Pfalzgraf patiently studied the view out the open window. Three minutes later she circled the desk and picked up the revolver, examining it with a professional’s eye. Bracing her right hand with her left, she swung the barrel in a wide arc that was never less than perfectly parallel to the floor as she sighted on diverse components of her employer’s decor. In rapid mental succession she proceeded to obliterate a bejeweled eighteenth-century Malay kris, a signed samurai presentation sword and its matching scabbard, a Spanish matchlock that was new when Pizarro engaged it in violent debate with the minions of the Inca God-King Atahualpa, and an old M16 whose stock was engraved with the names of young men who had shed their blood in a now renamed part of Southeast Asia.

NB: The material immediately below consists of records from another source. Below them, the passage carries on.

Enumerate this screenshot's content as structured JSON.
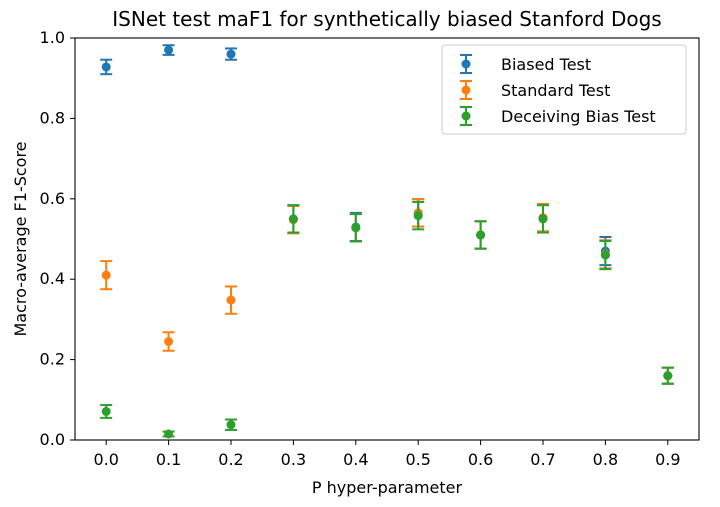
{
  "chart_data": {
    "type": "scatter",
    "title": "ISNet test maF1 for synthetically biased Stanford Dogs",
    "xlabel": "P hyper-parameter",
    "ylabel": "Macro-average F1-Score",
    "xlim": [
      -0.05,
      0.95
    ],
    "ylim": [
      0.0,
      1.0
    ],
    "xticks": [
      "0.0",
      "0.1",
      "0.2",
      "0.3",
      "0.4",
      "0.5",
      "0.6",
      "0.7",
      "0.8",
      "0.9"
    ],
    "yticks": [
      "0.0",
      "0.2",
      "0.4",
      "0.6",
      "0.8",
      "1.0"
    ],
    "legend_position": "top-right",
    "series": [
      {
        "name": "Biased Test",
        "color": "#1f77b4",
        "x": [
          0.0,
          0.1,
          0.2,
          0.3,
          0.4,
          0.5,
          0.6,
          0.7,
          0.8,
          0.9
        ],
        "values": [
          0.928,
          0.97,
          0.96,
          0.55,
          0.53,
          0.565,
          0.51,
          0.553,
          0.47,
          0.16
        ],
        "errors": [
          0.018,
          0.012,
          0.014,
          0.034,
          0.035,
          0.034,
          0.034,
          0.034,
          0.035,
          0.02
        ]
      },
      {
        "name": "Standard Test",
        "color": "#ff7f0e",
        "x": [
          0.0,
          0.1,
          0.2,
          0.3,
          0.4,
          0.5,
          0.6,
          0.7,
          0.8,
          0.9
        ],
        "values": [
          0.41,
          0.245,
          0.348,
          0.548,
          0.528,
          0.565,
          0.51,
          0.553,
          0.462,
          0.16
        ],
        "errors": [
          0.035,
          0.023,
          0.034,
          0.034,
          0.034,
          0.034,
          0.034,
          0.034,
          0.035,
          0.02
        ]
      },
      {
        "name": "Deceiving Bias Test",
        "color": "#2ca02c",
        "x": [
          0.0,
          0.1,
          0.2,
          0.3,
          0.4,
          0.5,
          0.6,
          0.7,
          0.8,
          0.9
        ],
        "values": [
          0.071,
          0.015,
          0.038,
          0.55,
          0.528,
          0.558,
          0.51,
          0.55,
          0.46,
          0.16
        ],
        "errors": [
          0.016,
          0.006,
          0.013,
          0.034,
          0.034,
          0.034,
          0.034,
          0.034,
          0.035,
          0.02
        ]
      }
    ]
  }
}
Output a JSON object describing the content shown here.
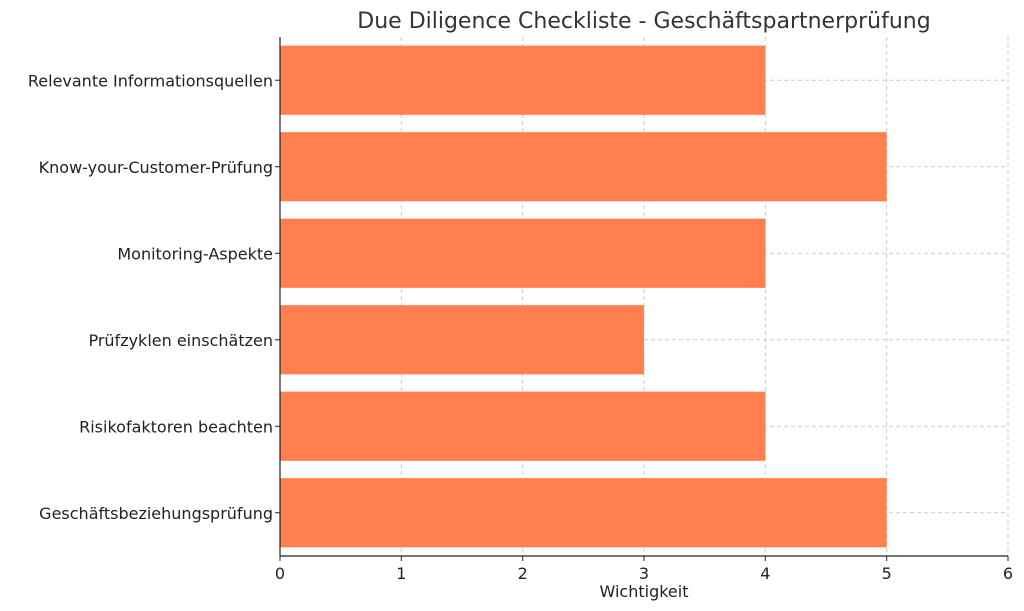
{
  "chart_data": {
    "type": "bar",
    "orientation": "horizontal",
    "title": "Due Diligence Checkliste - Geschäftspartnerprüfung",
    "xlabel": "Wichtigkeit",
    "ylabel": "",
    "xlim": [
      0,
      6
    ],
    "xticks": [
      0,
      1,
      2,
      3,
      4,
      5,
      6
    ],
    "grid": true,
    "bar_color": "#ff7f50",
    "categories": [
      "Relevante Informationsquellen",
      "Know-your-Customer-Prüfung",
      "Monitoring-Aspekte",
      "Prüfzyklen einschätzen",
      "Risikofaktoren beachten",
      "Geschäftsbeziehungsprüfung"
    ],
    "values": [
      4,
      5,
      4,
      3,
      4,
      5
    ]
  }
}
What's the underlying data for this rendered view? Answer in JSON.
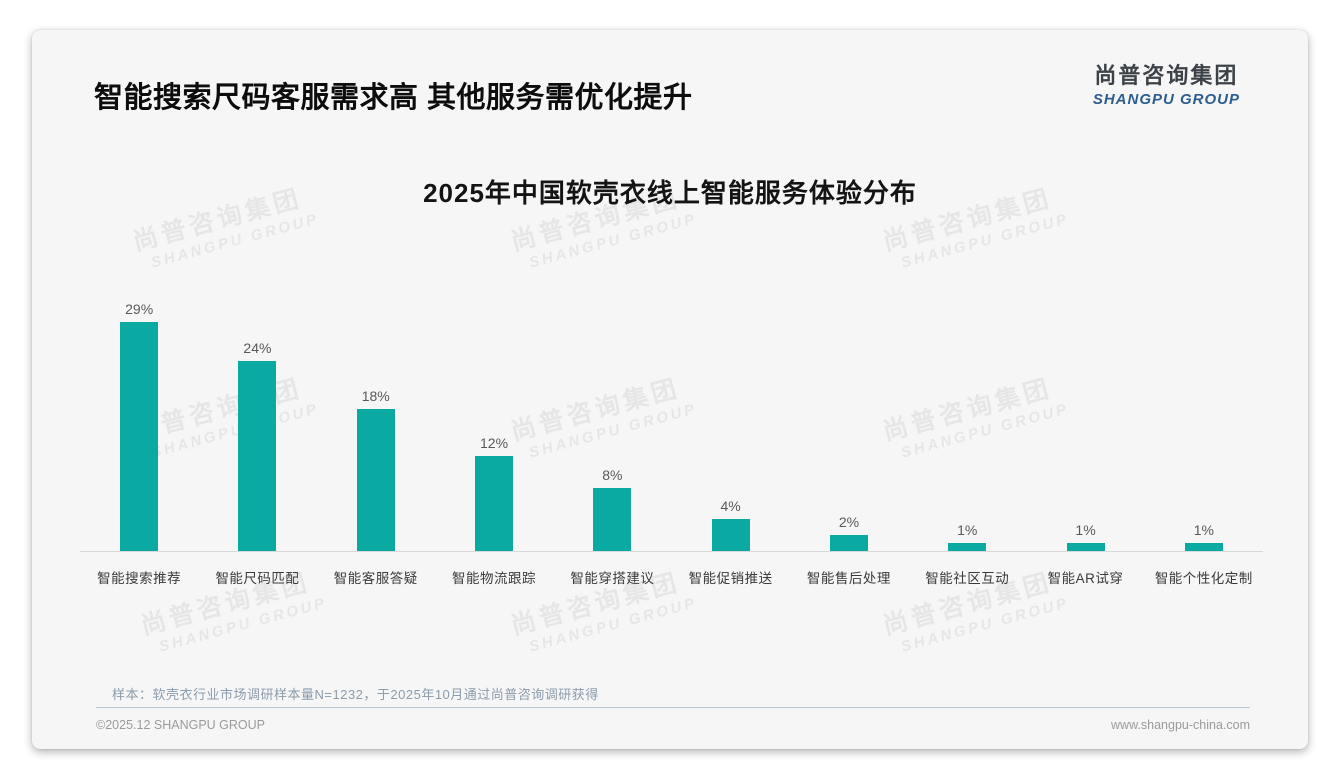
{
  "page": {
    "heading": "智能搜索尺码客服需求高 其他服务需优化提升",
    "logo_cn": "尚普咨询集团",
    "logo_en": "SHANGPU GROUP",
    "watermark_cn": "尚普咨询集团",
    "watermark_en": "SHANGPU GROUP",
    "footnote": "样本：软壳衣行业市场调研样本量N=1232，于2025年10月通过尚普咨询调研获得",
    "copyright": "©2025.12 SHANGPU GROUP",
    "website": "www.shangpu-china.com"
  },
  "chart_data": {
    "type": "bar",
    "title": "2025年中国软壳衣线上智能服务体验分布",
    "categories": [
      "智能搜索推荐",
      "智能尺码匹配",
      "智能客服答疑",
      "智能物流跟踪",
      "智能穿搭建议",
      "智能促销推送",
      "智能售后处理",
      "智能社区互动",
      "智能AR试穿",
      "智能个性化定制"
    ],
    "values": [
      29,
      24,
      18,
      12,
      8,
      4,
      2,
      1,
      1,
      1
    ],
    "unit": "%",
    "xlabel": "",
    "ylabel": "",
    "ylim": [
      0,
      30
    ],
    "bar_color": "#0aa9a1",
    "grid": false,
    "legend_shown": false,
    "value_labels_shown": true
  }
}
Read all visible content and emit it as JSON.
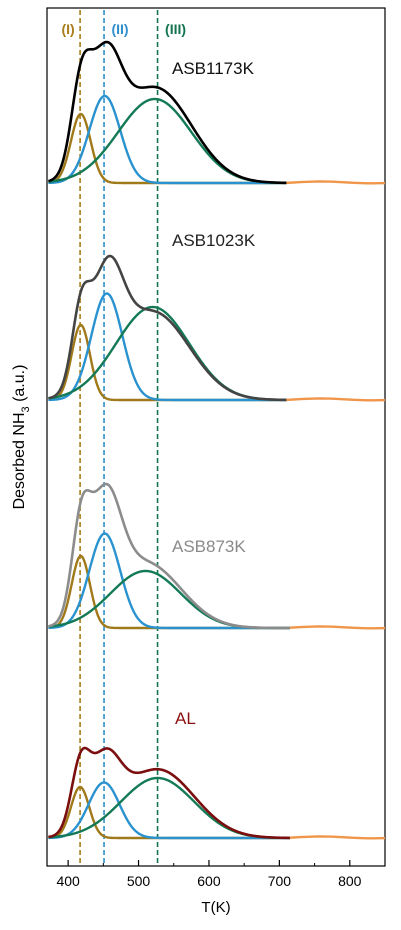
{
  "chart_data": {
    "type": "line",
    "xlabel": "T(K)",
    "ylabel_main": "Desorbed NH",
    "ylabel_sub": "3",
    "ylabel_tail": " (a.u.)",
    "xlim": [
      370,
      850
    ],
    "xticks": [
      400,
      500,
      600,
      700,
      800
    ],
    "vertical_lines": [
      {
        "label": "(I)",
        "x": 417,
        "color": "#a87d1a"
      },
      {
        "label": "(II)",
        "x": 451,
        "color": "#2f8fcf"
      },
      {
        "label": "(III)",
        "x": 527,
        "color": "#12744f"
      }
    ],
    "panels": [
      {
        "name": "ASB1173K",
        "name_color": "#111111",
        "total_color": "#000000",
        "total_peak_T": 433,
        "total_peak_height": 0.94,
        "components": [
          {
            "name": "I",
            "center": 418,
            "height": 0.46,
            "width": 14,
            "color": "#a07a1a"
          },
          {
            "name": "II",
            "center": 452,
            "height": 0.58,
            "width": 22,
            "color": "#2a93cf"
          },
          {
            "name": "III",
            "center": 523,
            "height": 0.56,
            "width": 52,
            "color": "#137a55"
          }
        ],
        "baseline_end_T": 710
      },
      {
        "name": "ASB1023K",
        "name_color": "#222222",
        "total_color": "#444444",
        "total_peak_T": 436,
        "total_peak_height": 0.96,
        "components": [
          {
            "name": "I",
            "center": 418,
            "height": 0.5,
            "width": 13,
            "color": "#a07a1a"
          },
          {
            "name": "II",
            "center": 455,
            "height": 0.71,
            "width": 22,
            "color": "#2a93cf"
          },
          {
            "name": "III",
            "center": 520,
            "height": 0.62,
            "width": 52,
            "color": "#137a55"
          }
        ],
        "baseline_end_T": 710
      },
      {
        "name": "ASB873K",
        "name_color": "#8a8a8a",
        "total_color": "#8c8c8c",
        "total_peak_T": 437,
        "total_peak_height": 0.96,
        "components": [
          {
            "name": "I",
            "center": 418,
            "height": 0.48,
            "width": 13,
            "color": "#a07a1a"
          },
          {
            "name": "II",
            "center": 452,
            "height": 0.63,
            "width": 22,
            "color": "#2a93cf"
          },
          {
            "name": "III",
            "center": 510,
            "height": 0.38,
            "width": 50,
            "color": "#137a55"
          }
        ],
        "baseline_end_T": 715
      },
      {
        "name": "AL",
        "name_color": "#8b1010",
        "total_color": "#7b0e0e",
        "total_peak_T": 428,
        "total_peak_height": 0.6,
        "components": [
          {
            "name": "I",
            "center": 417,
            "height": 0.34,
            "width": 13,
            "color": "#a07a1a"
          },
          {
            "name": "II",
            "center": 451,
            "height": 0.37,
            "width": 22,
            "color": "#2a93cf"
          },
          {
            "name": "III",
            "center": 527,
            "height": 0.4,
            "width": 52,
            "color": "#137a55"
          }
        ],
        "baseline_end_T": 715
      }
    ],
    "tail_color": "#f0964a",
    "grid": false,
    "legend": "none"
  }
}
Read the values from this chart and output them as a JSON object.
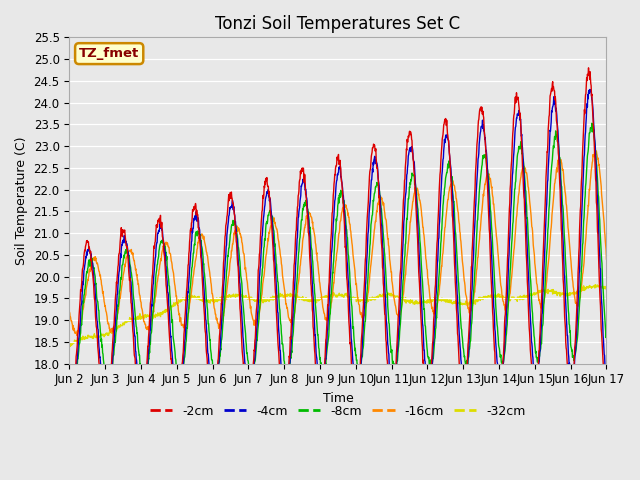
{
  "title": "Tonzi Soil Temperatures Set C",
  "xlabel": "Time",
  "ylabel": "Soil Temperature (C)",
  "ylim": [
    18.0,
    25.5
  ],
  "yticks": [
    18.0,
    18.5,
    19.0,
    19.5,
    20.0,
    20.5,
    21.0,
    21.5,
    22.0,
    22.5,
    23.0,
    23.5,
    24.0,
    24.5,
    25.0,
    25.5
  ],
  "xtick_labels": [
    "Jun 2",
    "Jun 3",
    "Jun 4",
    "Jun 5",
    "Jun 6",
    "Jun 7",
    "Jun 8",
    "Jun 9",
    "Jun 10",
    "Jun 11",
    "Jun 12",
    "Jun 13",
    "Jun 14",
    "Jun 15",
    "Jun 16",
    "Jun 17"
  ],
  "colors": {
    "-2cm": "#dd0000",
    "-4cm": "#0000cc",
    "-8cm": "#00bb00",
    "-16cm": "#ff8800",
    "-32cm": "#dddd00"
  },
  "legend_label_box": "TZ_fmet",
  "legend_box_facecolor": "#ffffcc",
  "legend_box_edgecolor": "#cc8800",
  "plot_bg_color": "#e8e8e8",
  "fig_bg_color": "#e8e8e8",
  "title_fontsize": 12,
  "axis_label_fontsize": 9,
  "tick_fontsize": 8.5,
  "legend_fontsize": 9
}
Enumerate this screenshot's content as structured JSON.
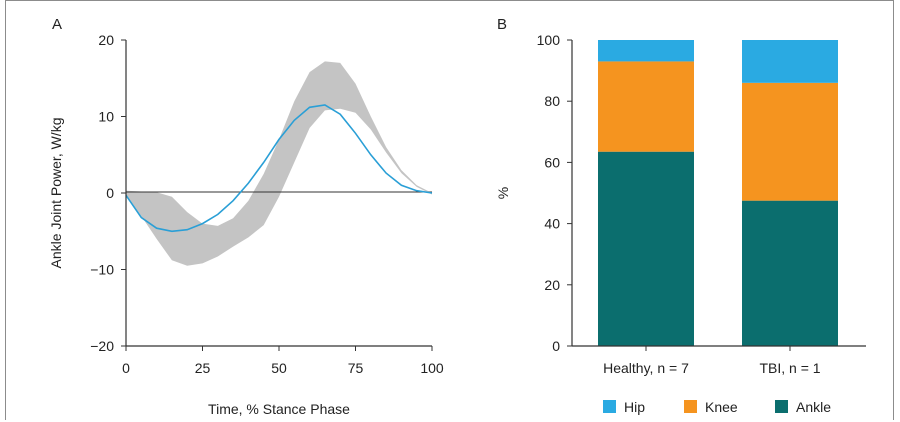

When she’d finished, she favored the pistol with a final admiring look, then began to scan the wall to the left of Manz’s desk. She located the expected blank space just to the right of the Ml6. There was an empty custom mounting with a brass identification plaque fastened beneath.

Smith and Wesson .38 Police Special

City of Atlanta Metropolitan Police Department

Mid-Twentieth Century

Old United States of America

As gently as she’d placed a baby in a crib, she snugged the revolver into the waiting brackets. When she was certain it was secure, she stepped back to admire her effort. Having been recently discharged, the restoration could do with a thorough cleaning. She’d see to it later. Just now there was the matter of that claimant on Siena II to be dealt with.

The unfortunate gentleman was certain that the avalanche that had buried his resort had been deliberately set off by the proprietor of a rival lodge. If that could be proven, then her Company could stick a competitor for the cost of rebuilding and cleanup, not to mention initiate criminal proceedings against the accused. It was a case she could prepare by herself. Only when everything had been summarized and condensed would she turn it over to Manz for follow-up.

Hopefully it would prove viable. If Braun-Ives had to send Manz offworld it would mean a vacation for her, and she hadn’t had one in a while. The special talents of her boss were very much in demand, and the Company invariably kept him occupied.

Now wasn’t that an absurd exhibition? That woman should be a font of dignity and decorum, yet she exhibited none, demonstrating instead the amusement quotient of an idle adolescent. That sort of behavior is to be expected from my owner, but one always hopes for better from his peers. Futile hope.

He collects weapons. Instruments of death. What a hobby for a supposedly intelligent being. At least he’s less hypocritical than the average human, like yourself. Weapons are a component of his profession, so it’s less unnatural for him to collect them than, say, an accountant. Not that all humans don’t think about them at least twice a day. On average.

Who have you been thinking of blowing away lately? Your boss, your spouse, some unaware offending politician? Perhaps a favorite demagogue, or a persistent bill collector? There’s always someone. Humans are always pondering the murder of those who offend them personally. My owner is occasionally required to terminate another intelligent life, but at least he can claim that it’s part of his job description. Like as not, you possess no such justification.